Parkhurst wins House District 79, crushes Cloonen
After a somewhat contentious campaign in the 79th House District, Republican Lindsay Parkhurst used skill and perseverance to defeat incumbent state Rep. Kate Cloonen (D-Kankakee) by 8 percent.
In the race — a relatively expensive campaign totaling $4.5 million, according the Chicago Sun-Times — constituents heard claims that Cloonen was ”unqualified and unfit to serve” as Parkhurst asserted her independence from the “Madigan Machine,” a hot topic for the Illinois 2016 elections.
Lobbing barbs such as “Candy Crush Cloonen,” coined after Cloonen was spotted playing a Tetris-style video game on the House floor during the spring 2016 legislative session, and “Ruling Class Kate” for Cloonen’s general campaign slant — as well as sparring over issues such as term limits, tax hikes and map redistricting, Parkhurst emerged victorious yesterday, amassing 54 percent of the vote to Cloonen’s 46 percent.
Early on, Parkhurst described the incumbent as just another cog in the “Madigan Machine,” noting that a vote for “Ruling Class Kate is a roll call vote for Chicago Democrat boss (House Speaker) Mike Madigan (D-Chicago)” and that Cloonen voted in favor of the existing unbalanced budget.
“I will be the independent voice that we deserve and will work to rebuild Illinois,” said Parkhurst, an attorney residing in Kankakee who describes herself as a non-politician unafraid to speak out on the issues when confronted with what she perceived as unwholesome advertising tactics.
When Cloonen’s election team circulated what Parkhurst considered questionable material, for example, she stepped up to the plate and took a swing, alleging that Cloonen was disseminating falsehoods about her.
“Ruling Class Kate is lying about Lindsay Parkhurst's views on Social Security and Medicare, federal programs that have nothing to do with state government in the first place,” Parkhurst's flyer stated. “Aren't you sick of politicians who insult your intelligence? On November 8th, do something about it.”
Calling out deceptive content to undermine her opponent’s claims, Parkhurst was able to appeal to her constituency by underscoring Cloonen’s weak spots. When Cloonen made the mistake of falsely claiming that Parkhurst wanted to eliminate the Social Security and Medicare programs, for example, Parkhurst exposed her — and the voters listened.

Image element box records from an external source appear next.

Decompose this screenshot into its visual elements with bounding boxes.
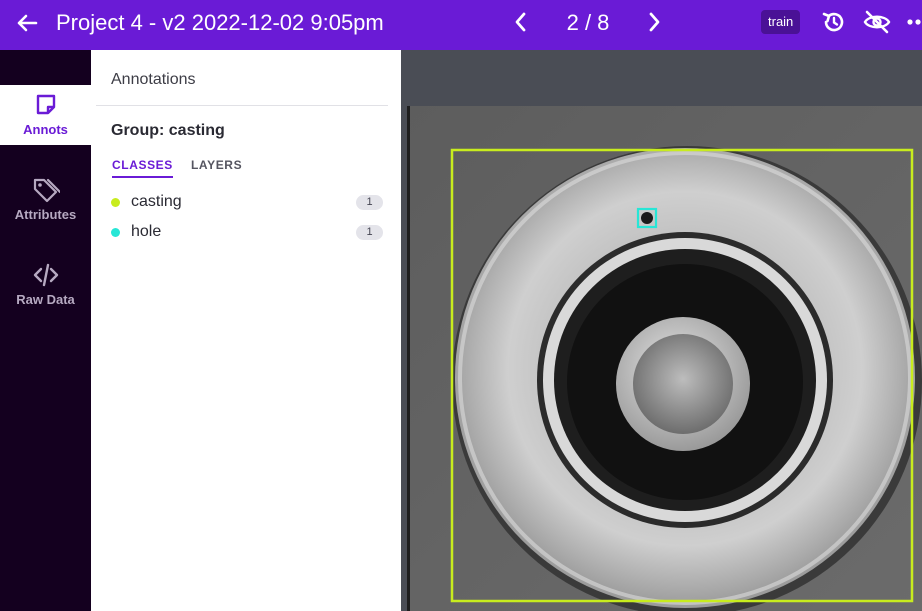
eye-off-icon xyxy=(863,10,891,34)
class-color-dot xyxy=(111,198,120,207)
class-name: hole xyxy=(131,223,162,240)
more-horizontal-icon xyxy=(907,19,921,25)
group-title: Group: casting xyxy=(111,122,225,139)
tab-layers[interactable]: LAYERS xyxy=(191,158,242,176)
chevron-right-icon xyxy=(649,12,660,32)
class-item-casting[interactable]: casting 1 xyxy=(111,191,383,215)
tab-classes[interactable]: CLASSES xyxy=(112,158,173,178)
sidebar-item-label: Attributes xyxy=(14,207,77,222)
sidebar-item-label: Raw Data xyxy=(16,292,75,307)
sidebar-top-block xyxy=(0,50,91,85)
class-count-badge: 1 xyxy=(356,225,383,240)
class-color-dot xyxy=(111,228,120,237)
previous-image-button[interactable] xyxy=(508,9,534,35)
class-name: casting xyxy=(131,193,182,210)
sidebar-item-attributes[interactable]: Attributes xyxy=(0,176,91,236)
history-button[interactable] xyxy=(820,8,848,36)
casting-center-hole xyxy=(633,334,733,434)
defect-hole xyxy=(641,212,653,224)
tag-icon xyxy=(32,176,61,204)
sidebar-item-annots[interactable]: Annots xyxy=(0,91,91,151)
chevron-left-icon xyxy=(515,12,526,32)
image-viewport[interactable] xyxy=(407,106,922,611)
annotations-panel: Annotations Group: casting CLASSES LAYER… xyxy=(91,50,401,611)
sidebar-item-raw-data[interactable]: Raw Data xyxy=(0,261,91,321)
arrow-left-icon xyxy=(17,14,38,32)
top-bar: Project 4 - v2 2022-12-02 9:05pm 2 / 8 t… xyxy=(0,0,922,50)
image-canvas[interactable] xyxy=(401,50,922,611)
image-pager: 2 / 8 xyxy=(566,10,610,35)
history-icon xyxy=(822,12,844,32)
split-badge[interactable]: train xyxy=(761,10,801,34)
class-count-badge: 1 xyxy=(356,195,383,210)
class-item-hole[interactable]: hole 1 xyxy=(111,221,383,245)
casting-image xyxy=(407,106,922,611)
panel-title: Annotations xyxy=(111,71,196,88)
page-title: Project 4 - v2 2022-12-02 9:05pm xyxy=(56,10,384,35)
code-icon xyxy=(32,261,60,289)
divider xyxy=(96,105,388,106)
back-button[interactable] xyxy=(10,6,44,40)
sidebar-item-label: Annots xyxy=(23,122,68,137)
more-options-button[interactable] xyxy=(906,8,922,36)
next-image-button[interactable] xyxy=(641,9,667,35)
hide-annotations-button[interactable] xyxy=(862,8,892,36)
sidebar: Annots Attributes Raw Data xyxy=(0,50,91,611)
sticky-note-icon xyxy=(32,91,60,119)
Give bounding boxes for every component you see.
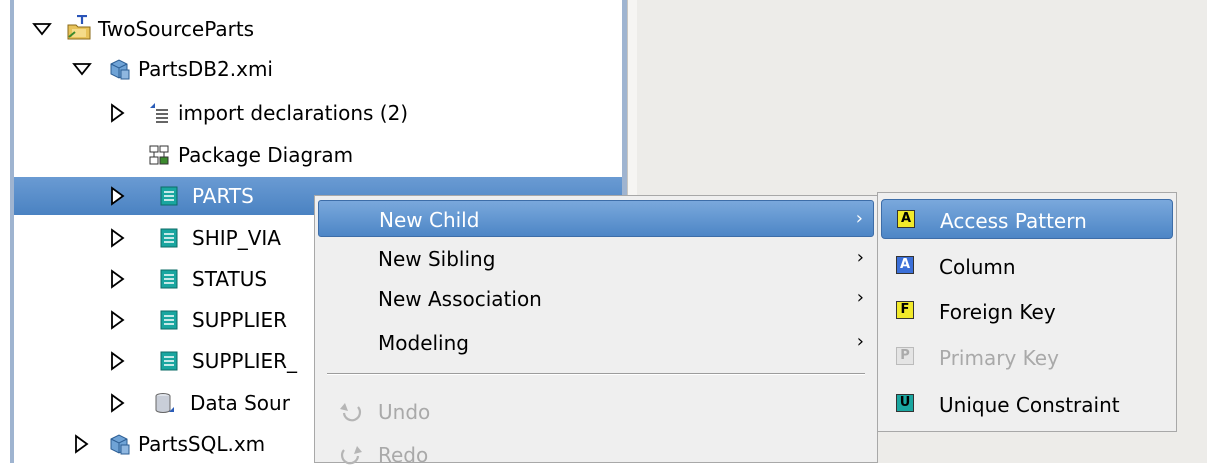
column-icon: A bbox=[896, 256, 914, 274]
datasource-icon bbox=[155, 393, 174, 413]
tree-item-label: Data Sour bbox=[190, 391, 290, 415]
expanded-triangle-icon[interactable] bbox=[32, 18, 52, 40]
tree-item-package-diagram[interactable]: Package Diagram bbox=[14, 135, 622, 175]
tree-item-partsdb2[interactable]: PartsDB2.xmi bbox=[14, 49, 622, 89]
submenu-item-label: Foreign Key bbox=[939, 300, 1056, 324]
tree-item-label: SUPPLIER bbox=[192, 308, 288, 332]
menu-item-label: New Child bbox=[379, 208, 480, 232]
menu-item-undo[interactable]: Undo bbox=[318, 393, 874, 430]
unique-constraint-icon: U bbox=[896, 394, 914, 412]
tree-item-twosourceparts[interactable]: TwoSourceParts bbox=[14, 9, 622, 49]
submenu-item-label: Unique Constraint bbox=[939, 393, 1120, 417]
tree-item-label: Package Diagram bbox=[178, 143, 354, 167]
menu-item-new-child[interactable]: New Child › bbox=[318, 200, 874, 237]
collapsed-triangle-icon[interactable] bbox=[72, 433, 92, 455]
menu-separator bbox=[327, 373, 865, 375]
tree-item-label: TwoSourceParts bbox=[98, 17, 255, 41]
collapsed-triangle-icon[interactable] bbox=[108, 392, 128, 414]
expanded-triangle-icon[interactable] bbox=[72, 58, 92, 80]
menu-item-modeling[interactable]: Modeling › bbox=[318, 324, 874, 361]
collapsed-triangle-icon[interactable] bbox=[108, 227, 128, 249]
tree-item-label: PartsDB2.xmi bbox=[138, 57, 273, 81]
menu-item-label: Undo bbox=[378, 400, 431, 424]
model-file-icon bbox=[110, 434, 130, 455]
tree-item-label: import declarations (2) bbox=[178, 101, 409, 125]
tree-item-import-declarations[interactable]: import declarations (2) bbox=[14, 93, 622, 133]
import-icon bbox=[150, 103, 168, 123]
tree-item-label: PartsSQL.xm bbox=[138, 432, 266, 456]
submenu-item-label: Primary Key bbox=[939, 346, 1059, 370]
new-child-submenu: A Access Pattern A Column F Foreign Key … bbox=[877, 192, 1177, 432]
menu-item-redo[interactable]: Redo bbox=[318, 436, 874, 473]
submenu-item-foreign-key[interactable]: F Foreign Key bbox=[881, 291, 1173, 331]
collapsed-triangle-icon[interactable] bbox=[108, 102, 128, 124]
table-icon bbox=[160, 228, 178, 248]
tree-item-label: SUPPLIER_ bbox=[192, 349, 298, 373]
submenu-item-label: Column bbox=[939, 255, 1016, 279]
menu-item-label: Modeling bbox=[378, 331, 469, 355]
menu-item-new-sibling[interactable]: New Sibling › bbox=[318, 240, 874, 277]
menu-item-label: New Sibling bbox=[378, 247, 496, 271]
tree-item-label: PARTS bbox=[192, 184, 254, 208]
menu-item-label: New Association bbox=[378, 287, 542, 311]
submenu-item-primary-key[interactable]: P Primary Key bbox=[881, 337, 1173, 377]
submenu-item-column[interactable]: A Column bbox=[881, 246, 1173, 286]
collapsed-triangle-icon[interactable] bbox=[108, 185, 128, 207]
table-icon bbox=[160, 269, 178, 289]
model-file-icon bbox=[110, 59, 130, 80]
table-icon bbox=[160, 351, 178, 371]
tree-item-label: STATUS bbox=[192, 267, 268, 291]
submenu-arrow-icon: › bbox=[856, 287, 864, 308]
collapsed-triangle-icon[interactable] bbox=[108, 309, 128, 331]
diagram-icon bbox=[149, 145, 169, 165]
submenu-item-unique-constraint[interactable]: U Unique Constraint bbox=[881, 384, 1173, 424]
submenu-arrow-icon: › bbox=[856, 331, 864, 352]
submenu-item-label: Access Pattern bbox=[940, 209, 1087, 233]
primary-key-icon: P bbox=[896, 347, 914, 365]
submenu-arrow-icon: › bbox=[856, 247, 864, 268]
context-menu: New Child › New Sibling › New Associatio… bbox=[314, 195, 878, 467]
project-icon bbox=[67, 15, 91, 40]
table-icon bbox=[160, 186, 178, 206]
menu-item-label: Redo bbox=[378, 443, 429, 467]
tree-item-label: SHIP_VIA bbox=[192, 226, 281, 250]
table-icon bbox=[160, 310, 178, 330]
menu-item-new-association[interactable]: New Association › bbox=[318, 280, 874, 317]
submenu-arrow-icon: › bbox=[855, 208, 863, 229]
access-pattern-icon: A bbox=[897, 210, 915, 228]
collapsed-triangle-icon[interactable] bbox=[108, 350, 128, 372]
collapsed-triangle-icon[interactable] bbox=[108, 268, 128, 290]
undo-icon bbox=[340, 403, 361, 422]
submenu-item-access-pattern[interactable]: A Access Pattern bbox=[881, 199, 1173, 239]
redo-icon bbox=[341, 446, 362, 465]
foreign-key-icon: F bbox=[896, 301, 914, 319]
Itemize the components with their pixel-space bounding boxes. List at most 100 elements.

Additionally, Politifact — an award-winning fact-checking initiative — rated the claim as "Pants on Fire" on its “Truth-O-Meter” scale.
Parkhurst proved an outspoken candidate on several levels. When Madigan promised that the House would meet weekly through June to get a budget approved for the state but then called off the sessions, she was quick to respond.
"Illinois hasn’t had a balanced budget for years, social service organizations are being shuttered and schools are at risk of not opening on time," she said.
Parkhurst also brought a strong reputation for supporting her community, advocating for youth and last year earning an award for pro bono attorney services rendered to citizens who could not afford a lawyer.
"I never planned to run for office … but my time of sitting on the sidelines is over,” Parkhurst said. “I’ve seen firsthand how entrenched politicians fail to help taxpayers and Illinoisans in need and continue to waste our hard-earned tax dollars while lining their own pockets."
Parkhurst takes a firm stand on term limits, stating that career politicians must be discouraged so that the state can stabilize its budget, provide education funding, and thrive more comfortably. She has pledged to limit herself to six years in Springfield, setting an example for other lawmakers in the Illinois General Assembly.
Additionally, she focused on a balanced budget, education and job creation. Focusing on the future, the incoming legislator stated via her website that she wants to end “the mass exodus of jobs and businesses” sparked by Illinois’ perilous financial status. She touted losing the red tape, encouraging a business-friendly climate, and growing Illinois’ tax base to regain prosperity.
"Illinoisans deserve a state government that cuts wasteful spending, balances its budget and lives within its means," she said.